When the Senate investigated issues surrounding PhilHealth and the Department of Health -- including instances of conflict of interest involving the family of DOH Secretary Francisco Duque III with the family-owned Doctors Pharmaceuticals Inc. having contracts with the Department of Health, and the PhilHealth regional office renting a Duque-owned building; and with the Secretary's pattern of failure prompting 14 senators to file a resolution seeking his resignation -- Lacson said they had hoped the shenanigans at PhilHealth would end with a new leadership.
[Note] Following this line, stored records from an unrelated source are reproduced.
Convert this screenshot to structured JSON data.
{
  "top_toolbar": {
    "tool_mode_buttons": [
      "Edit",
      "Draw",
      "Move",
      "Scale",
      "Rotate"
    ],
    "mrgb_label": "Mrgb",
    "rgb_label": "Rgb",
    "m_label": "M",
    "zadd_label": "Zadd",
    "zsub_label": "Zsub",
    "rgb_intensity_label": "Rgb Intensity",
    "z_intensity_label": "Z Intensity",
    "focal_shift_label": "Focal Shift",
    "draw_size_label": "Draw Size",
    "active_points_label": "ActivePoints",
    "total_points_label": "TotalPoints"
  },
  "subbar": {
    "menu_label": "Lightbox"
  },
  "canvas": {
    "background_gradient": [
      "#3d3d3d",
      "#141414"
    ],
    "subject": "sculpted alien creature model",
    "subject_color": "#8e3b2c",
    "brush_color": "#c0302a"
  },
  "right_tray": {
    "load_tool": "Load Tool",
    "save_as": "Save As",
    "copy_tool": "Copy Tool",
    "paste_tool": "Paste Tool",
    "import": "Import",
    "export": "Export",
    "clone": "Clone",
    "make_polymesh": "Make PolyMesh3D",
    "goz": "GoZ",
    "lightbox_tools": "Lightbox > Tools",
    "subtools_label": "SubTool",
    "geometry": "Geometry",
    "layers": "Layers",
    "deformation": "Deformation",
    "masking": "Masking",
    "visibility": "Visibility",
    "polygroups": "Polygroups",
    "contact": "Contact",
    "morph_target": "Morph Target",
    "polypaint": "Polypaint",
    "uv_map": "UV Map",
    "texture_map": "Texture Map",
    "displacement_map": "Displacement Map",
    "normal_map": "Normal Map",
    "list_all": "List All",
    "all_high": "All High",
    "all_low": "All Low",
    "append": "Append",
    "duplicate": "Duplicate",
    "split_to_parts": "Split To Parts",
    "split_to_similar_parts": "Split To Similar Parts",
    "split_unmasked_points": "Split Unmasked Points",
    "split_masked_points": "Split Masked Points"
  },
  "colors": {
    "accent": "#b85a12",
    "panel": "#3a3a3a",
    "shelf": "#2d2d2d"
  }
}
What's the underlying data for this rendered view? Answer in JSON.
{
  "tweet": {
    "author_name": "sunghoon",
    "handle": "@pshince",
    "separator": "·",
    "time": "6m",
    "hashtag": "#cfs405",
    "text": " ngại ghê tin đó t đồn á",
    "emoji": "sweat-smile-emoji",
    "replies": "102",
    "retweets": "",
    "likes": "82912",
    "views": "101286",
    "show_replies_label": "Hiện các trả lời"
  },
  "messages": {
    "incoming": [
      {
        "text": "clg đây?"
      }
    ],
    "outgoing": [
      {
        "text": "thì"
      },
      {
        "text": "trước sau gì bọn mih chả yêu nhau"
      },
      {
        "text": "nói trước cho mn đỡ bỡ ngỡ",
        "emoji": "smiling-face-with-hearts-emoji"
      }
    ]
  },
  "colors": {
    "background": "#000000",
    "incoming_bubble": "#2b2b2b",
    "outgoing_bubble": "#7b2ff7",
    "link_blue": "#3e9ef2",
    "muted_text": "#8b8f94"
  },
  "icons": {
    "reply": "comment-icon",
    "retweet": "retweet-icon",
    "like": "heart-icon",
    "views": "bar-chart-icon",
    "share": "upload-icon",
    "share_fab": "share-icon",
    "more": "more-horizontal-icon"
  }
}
"Sad to say, how wrong we were," he said.
'State of emergency'
Senate Minority Leader Franklin Drilon stressed that with P221 billion in public funds -- the total asset of PhilHealth as of April 2020 -- the allegations of widespread corruption within the health insurance agency cannot be swept under the rug.
“The high degree of corruption within PhilHealth must be stopped. It has reached a level akin to a state of emergency,” Drilon said.
“The administration cannot just sweep it under the rug. This should be immediately investigated,” he stressed, adding, “the Senate should prioritize the investigation when it resumes session next week.”
Drilon issued the statement following published reports that at least three executives of PhilHealth have supposedly resigned due to the widespread corruption issues within the agency. The officials who reportedly resigned included Anti-Fraud Legal Officer Thorrsson Montes Keith.
"Whatever their issues in PhilHealth are, we must protect the funds of PhilHealth to the tune of P221 billion both from corruption and disarray in the agency,” Drilon said.
Drilon said that he is no longer surprised by the allegations given the past history of PhilHealth, citing the issues of “ghost dialysis patients” and “ghost cataract patients” that hounded the agency.
It was Drilon who exposed the overpriced COVID-19 test package of PhilHealth last May. His expose forced the health insurance agency to lower the price from P8,150 to P3,409, saving the Filipino people P9.8 billion.
Given the scope and scale of the alleged corruption within PhilHealth, Drilon said the agency stands to lose its credibility to manage about P221 billion of assets sourced from the hard-earned money of its members.
According to PhilHealth President and Chief Executive Officer Ricardo Morales in April, the total assets of PhilHealth is P221 billion.
The health insurance agency also receives a government subsidy of around P71 billion, Drilon noted.
“It is not every day that we see key officials resigning from their posts one after the other. We will get to the bottom of this. We are watching you, PhilHealth,” he warned.